Entrou vagarosamente no quarto e  ficou surpreso de encontrar o menino acordado. Era a primeira vez que isso acontecia desde que ele fora internado. Ewan parecia, se é que era possível, ainda mais surpreso do que Draco. De olhos arregalados, um fio de suor escorrendo do alto de sua testa, a pele extremamente pálida – palidez de susto, e não de doenças. Ele parecia admiravelmente recuperado. Quase não haviam sinais das horríveis queimaduras em sua pele. Draco apostava que ele poderia voltar à escola muito em breve, e particularmente ficava muito feliz com isso – significaria o fim daquelas infrutíferas visitas, e uma outra parte de sua punição a ser cancelada.


 


Sentia-se desconfortável. Agora que afinal o via desperto, não sabia bem o que dizer. Já sentira raiva dele, culpando-o pela sua situação infeliz mesmo sabendo que o menino era inocente, mas esses dias já tinham passado. Estava aliviado por ele ter sobrevivido, na verdade.

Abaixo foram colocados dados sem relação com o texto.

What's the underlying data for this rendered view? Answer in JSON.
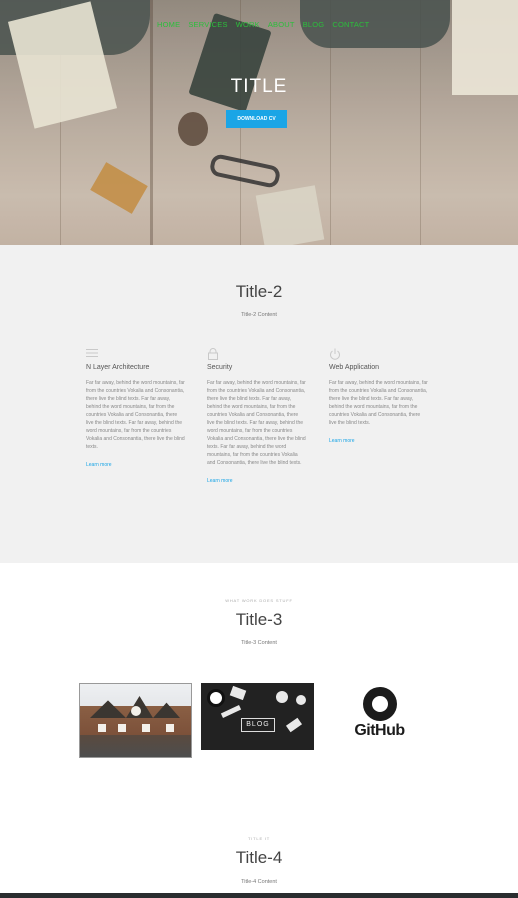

Somente se dera conta do perigo quando ele se internara e não queria saber de abrir os olhos, quando pela primeira vez Draco tivera a desconfiança que nunca poderia ser um assassino. A idéia de arrancar a vida de alguém com suas mãos não combinava com ele, ao contrário do que Tia Bellatrix pensava e normalmente dizia a ele em sonhos depois que seu pai voltava de Azkaban (ele nunca entendera realmente as razões de seu pai ir até lá). Mas como agir ainda parecia um mistério.


 


Ewan, com seu corpo frágil e olhos assustados. Com certeza haveriam maneiras melhores de tê-lo feito de calar sobre a Sonserina.


 


Draco pensava nisso, quando ouviu uma voz, que vinha da cama.


 


- Eu... eu... desculpe por deixá-lo me ver nessa situação ridícula e indigna – dizia Ewan – tenho certeza de que poderia ter feito direito... não sei o que houve, eu... eu achei que era uma outra pessoa... achei que era aquela menina esquisita que aparece aqui às vezes...


 


Ele parecia a ponto de chorar.


 


- Lacrimossa, esteve me enganando esse tempo todo? – perguntou Draco, pensando em todas aquelas visitas onde o menino estivera dormindo, apesar das informações chocadas as enfermeira de que ele estava ficando acordado cada vez mais tempo.


 


- Não! Isto é – desta vez ele realmente começou a chorar. – Eu, eu só tenho... vergonha, eu deveria ter conseguido cumprir a missão, eu não queria ter falhado, eu não sei como posso encarar o senhor, Malfoy, que me deu aquela chance depois de ter feito tudo errado, e, e... – ele não sabia como continuar. Draco percebeu, pela primeira vez, que ele tinha apenas onze anos.


 


Onze anos, uma criança. Uma criança que idolatrava seu nome puro de sonserino, que se sentia incapaz de culpá-lo mesmo estando no hospital, de cama, por meses. Que preferia rebaixar a si mesmo. Draco pensou que ele poderia ter sido bom ajudante, caso ele ainda se interessasse por isso, e depois pensou que ele não deveria.


 


Ewan não deveria querer se igualar aos irmãos Shwon, à Pansy, à ninguém, a nenhum deles que haviam destratado Draco na primeira oportunidade. Malfoy havia percebido que não eram boas pessoas, mesmo que tivesse sido à base de porrada, e agora que pensava nisso não sentia vontade alguma de fortalecer esse tipo de gente. Sangue puro ou não, ninguém deveria tratar um Malfoy assim. Ou a Lovegood. Na verdade, ninguém mesmo.


 


- Lacrimossa – disse Draco. – não faça isso. Você não fez o que eu pedi, mas talvez tenha sido melhor assim. Pare de se culpar. E pare de querer entrar na Sonserina.


 


Ewan ficou chocado.


 


- Eu destruí mesmo todas as minhas chances? Não tem mais nada que eu possa fazer? – pediu ele, tentando não ser histérico em meio às lágrimas.


 


- Não, não tem. Nunca teve, na verdade. – disse Draco, seco. – Se o chapéu escolheu você pra Lufa-Lufa, você é um Lufa-Lufa, não há o que possa mudar isso.


 


- Eu não quero ser da Lufa-Lufa – disse ele, trincando os dentes. – É uma porcaria de casa, que não serve para nada. Ninguém lembra quem foi a idiota da Helga. Só os inúteis ficam nela. Os bruxos de verdade são sempre da Sonserina.


 


Draco olhou para ele, intrigado. Ewan prosseguia.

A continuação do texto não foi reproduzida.